I remember crying during second-grade basketball games when I missed shots, pretending like I was physically hurt. These memories return to me now because fake injuries, not bullets and deaths, are what elementary schoolers should cry about. They are supposed to be innocent and naive and waiting for Santa Claus to come through the chimney. They are supposed to embrace people who are different just because it seems like the nice thing to do. They are supposed to learn from teachers who have dedicated their lives to children, not learn what it’s like to see several of their teachers die. They are supposed to go to recess and play four square and tell one of their buddies to tell a cute girl’s friend that they think the girl is pretty. They are supposed to have their lives ahead of them, to be shielded at least to an extent from life’s pain, to not have to deal with shit like this — friends dead, teachers dead, cousins and daughters and brothers and parents, at least 27 of them dead — after witnessing events they will never be able to unsee. Obviously, life isn’t always perfect. Some five-year olds have dealt with circumstances I couldn’t imagine. But I am of the mind that we should stick innocence in a ziplock bag and into a refrigerator, attempting to preserve it as long as possible.

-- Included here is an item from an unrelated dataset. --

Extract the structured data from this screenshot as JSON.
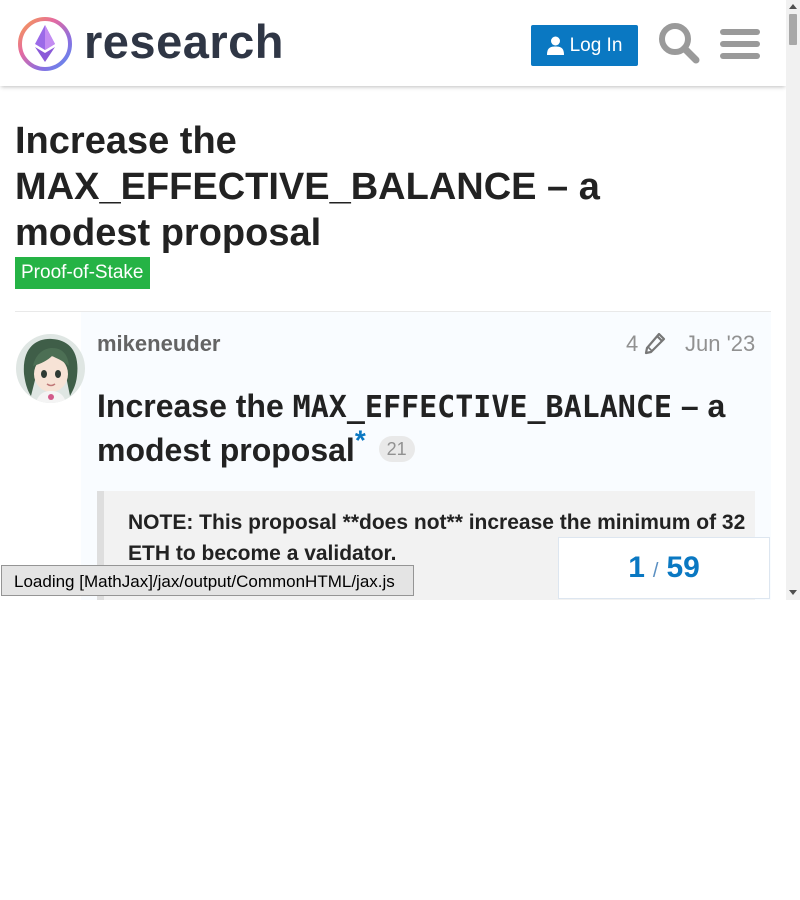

There is, so sadly, nothing we can do about this fact: At any moment in our lives, we are one complete stranger’s unfathomable mistake away from becoming a victim. We can arrive at work on an otherwise routine day and have our building blown up by a suicide bomber. We can be operating our car sober on the highway and get hit by a drunk driver. We can attend opening night of a movie and have our brains blown out by someone we don’t know. We can kiss our children goodbye and never see them alive again.
I have a fear of heights that many people cannot understand. I am so afraid that my palms sweat every time I stand on the second floor of a mall. Why? I don’t know where the fear originated. But every time I stand on the second floor of a mall, or anywhere else high where I am not surrounded on all sides by barriers (for example, I’m fine flying airplanes), I think to myself, “If someone ever pushed me, I could die.” To calm down, I think that nobody would ever do that. Yet these senseless killings remind me that my fear has a basis, however minuscule. Some sick people out there murder people who have never sinned against them. Somebody out there might see a 25-year old standing on the edge of a mall railing and push him over, just like somebody opened fire on a classroom of kindergartners this morning.
I drove home to eat lunch today, just in hopes of seeing my little brothers. They had not gotten home from school, though. Their classmates were walking home on sidewalks everywhere I looked, smiling to each other, chatting with each other, walking home, maybe to play video games, or to get ready for dance class, or to do homework, or to wait until their fathers got home so they could watch the Celtics-Rockets game together. I watched my brothers’ season-opening basketball games the other night. They both played well given their various roles, but maybe the point isn’t how well they performed. Maybe the point is that one day, they might perform a lot better. Their peaks are ahead of them.
Somebody in Connecticut robbed the world of so many peaks today, so much innocence, so many unborn memories, not just for the 27 dead or the 600 students at the school, but for all their friends and families too.
There will be a time to fight for change, to advocate for stricter gun control or better mental illness awareness, to explore other ways we can protect society from experiencing more horror like this in the future. But I don’t think that time is now. Not today. Use this event to inspire improvement, please, by all means. But first, use it to motivate appreciation. Go home, kiss your family members, tell your loved ones how much you care for them. Somewhere deep inside of us remains the second-grader who embraced our new Chinese classmate despite the language barrier. We have hardened since then, become more cynical, less open to new joys. We have reached the part of life where we understand how difficult it can be. We experienced our innocence to the fullest and then it slowly erased as our eyes opened to the world’s harshness. Those kids should have had more time to fulfill their innocence, they should have lived until they were hardened, until they became parents and could kiss their own children before their children went off to school.
Youth is equivalent to hope and possibilities and not-yet-jaded outlooks on life. Youth is staying awake all night on Christmas Eve, trembling about what you might find underneath the tree the following day. Youth is standing in the shower and thinking about the girl you have a crush on, how she smiled at you during lunch period, how she walked next to you in the halls. Youth is jumping on a trampoline with friends and playing in a wiffle ball league on weekends. Youth is the beginning of a life worth living.
I will never understand how anybody could fathom using a rifle to take that away.